Opinión | OBITUARIO

Dulce firmeza

María de los Ängeles Infante haciendo una ofrenda floral al monumento a Blan Infante en Sevilla.

María de los Ängeles Infante haciendo una ofrenda floral al monumento a Blan Infante en Sevilla. / José Manuel Vidal. / EFE

Hubo un tiempo que hablaba más con Mary Ángeles que con mi madre- se lo decía a las dos y ambas lo celebraban- las dos andalucistas, las dos mujeres dulces con una voluntad de hierro. Doy fe. A la hija de Blas Infante la conocí en los setenta, abriendo la bandera blanca y verde que bordó su madre para que volviera al lugar donde había nacido: la Andalucía de hombres y mujeres libros que soñó su padre. En la lucha por la conquista de la autonomía andaluza su presencia fue constante, firme, ilusionada.

De la mano del recién elegido presidente de la Junta preautonómica, Rafael Escuredo (su cómplice, su amigo) recorrió cada lugar de Andalucía, nunca faltó a una cita, nunca estuvo cansada, demasiado ocupada o, incluso, molesta. Blas Infante merecía estar en el corazón de todos aquellos por los que el notario de Coria, el niño de Casares, el ateneísta enamorado de su tierra había dado literalmente su vida. Aunque se le humedecían los ojos cada vez que recordaba aquel día en que camisas azules se los llevaron a punta de pistola de su casa, no había rencor en su memoria sino anhelo de justicia.

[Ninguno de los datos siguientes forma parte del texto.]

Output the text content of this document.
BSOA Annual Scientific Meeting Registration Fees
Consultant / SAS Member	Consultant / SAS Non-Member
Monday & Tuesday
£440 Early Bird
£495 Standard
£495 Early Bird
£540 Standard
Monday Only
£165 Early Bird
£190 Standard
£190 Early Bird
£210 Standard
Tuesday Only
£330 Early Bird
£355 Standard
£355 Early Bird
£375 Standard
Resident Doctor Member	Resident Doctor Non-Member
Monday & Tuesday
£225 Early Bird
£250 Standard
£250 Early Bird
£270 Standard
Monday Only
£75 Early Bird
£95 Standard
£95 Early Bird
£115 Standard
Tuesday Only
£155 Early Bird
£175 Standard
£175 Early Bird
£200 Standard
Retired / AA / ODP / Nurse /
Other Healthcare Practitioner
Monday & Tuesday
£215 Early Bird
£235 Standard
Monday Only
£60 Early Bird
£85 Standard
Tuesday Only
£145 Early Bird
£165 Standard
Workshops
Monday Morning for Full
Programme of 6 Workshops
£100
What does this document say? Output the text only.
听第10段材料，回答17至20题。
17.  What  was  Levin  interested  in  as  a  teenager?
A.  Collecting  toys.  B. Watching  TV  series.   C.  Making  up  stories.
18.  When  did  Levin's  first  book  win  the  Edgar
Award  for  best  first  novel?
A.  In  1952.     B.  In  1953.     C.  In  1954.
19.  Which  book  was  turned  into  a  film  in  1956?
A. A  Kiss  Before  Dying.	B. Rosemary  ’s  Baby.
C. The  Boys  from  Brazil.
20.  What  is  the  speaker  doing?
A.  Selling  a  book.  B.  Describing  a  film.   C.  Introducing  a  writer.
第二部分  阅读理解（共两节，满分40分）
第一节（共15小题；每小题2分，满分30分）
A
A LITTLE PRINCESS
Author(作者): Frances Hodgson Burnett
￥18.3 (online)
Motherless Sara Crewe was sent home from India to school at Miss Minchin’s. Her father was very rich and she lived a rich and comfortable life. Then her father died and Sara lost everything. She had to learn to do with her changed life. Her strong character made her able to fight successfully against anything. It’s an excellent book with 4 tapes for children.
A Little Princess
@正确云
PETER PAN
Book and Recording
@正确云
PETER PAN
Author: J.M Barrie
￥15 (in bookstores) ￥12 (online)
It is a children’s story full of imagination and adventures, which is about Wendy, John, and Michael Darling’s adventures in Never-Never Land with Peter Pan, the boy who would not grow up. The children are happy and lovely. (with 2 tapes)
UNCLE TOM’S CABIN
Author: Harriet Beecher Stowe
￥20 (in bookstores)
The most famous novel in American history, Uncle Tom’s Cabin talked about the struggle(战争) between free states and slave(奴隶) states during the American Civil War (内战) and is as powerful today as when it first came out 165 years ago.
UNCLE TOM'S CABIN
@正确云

Mataron al hombre pero no a la idea. Mataron al hombre pero no a los sueños. Mataron al hombre pero su dignidad son ya himno, bandera, escudo. De todos. Nadie mejor que ella lo supo, nadie más generosa y a la vez más inflexible. Quienes la tratamos sabemos que defender a su padre fue siempre defender una Andalucía donde cupieran todos. Todos menos el odio, los privilegios, la injusticia. Con cómplices leales hasta que la salud se lo permitió, María de los Ángeles ha estado presente en cada uno de los pasos de la construcción de una Andalucía con voz e instituciones propias. Desde solemnes momentos históricos como el nombramiento de su padre como Padre de la Patria en 1983 , a cada uno de los hitos de nuestra historia reciente.

Pero también estaba en actos más humildes y para ella grandes: en inauguraciones de colegios y plazas con el nombre de su padre, en jornadas, en fiestas o en debates. Nunca dijo que no. Aunque nunca, tampoco dejó de vigilar que ese legado perteneciera a sus legítimos herederos, los andaluces a los que durante tantos años se les había negado la voz. Siempre impecable pero siempre implacable. Dulce firmeza. Exquisita obstinación. Cuando la Casa de la Alegría- de Coria y de Puebla- donde habían vivido tantos años, manteniendo el sueño de su padre, se convirtió en patrimonio de los andaluces, colaboró con todos y cada uno que la hicieron posible. Celebró la recuperación del Centro de Estudios Andaluces, la inauguración del Museo de la autonomía, las puertas abiertas de una casa que es reivindicación y es orgullo y es presente y futuro.

El pasado hecho vida. Su padre vivo en sus ideas. La memoria como capital y como lección. Quería ser parte de la Andalucía de Blas Infante como heredera de un compromiso al que jamás faltó. No quería a su padre en una vitrina ni en una página cerrada de la Historia. Trabajó sin desmayo y también sin morderse la lengua. Tenía un sexto sentido, sin sectarismos ni prejuicios, para saber cuándo se hablaba de Andalucía en vano o con el corazón de la verdad. Le gustaban los jóvenes y se emocionaba al verlos enarbolar la bandera que su madre escondió los años negros de la dictadura. Apoyaba a cada investigador, cada activista, cada andalucista que quisiera saber más de su padre. Fue generosa y al mismo tiempo se sentía agradecida porque pudo vivir- con toda la gran familia infantiana- que su padre habitó en el futuro que ahora vivimos. Y que está en nuestras manos hacer crecer o menguar. Echaré de menos sus regañinas. Echaremos de menos a quienes como ella saben hacer comunidad. Saben hacer Andalucía y España de hombres y mujeres libres. Saben ser Humanidad.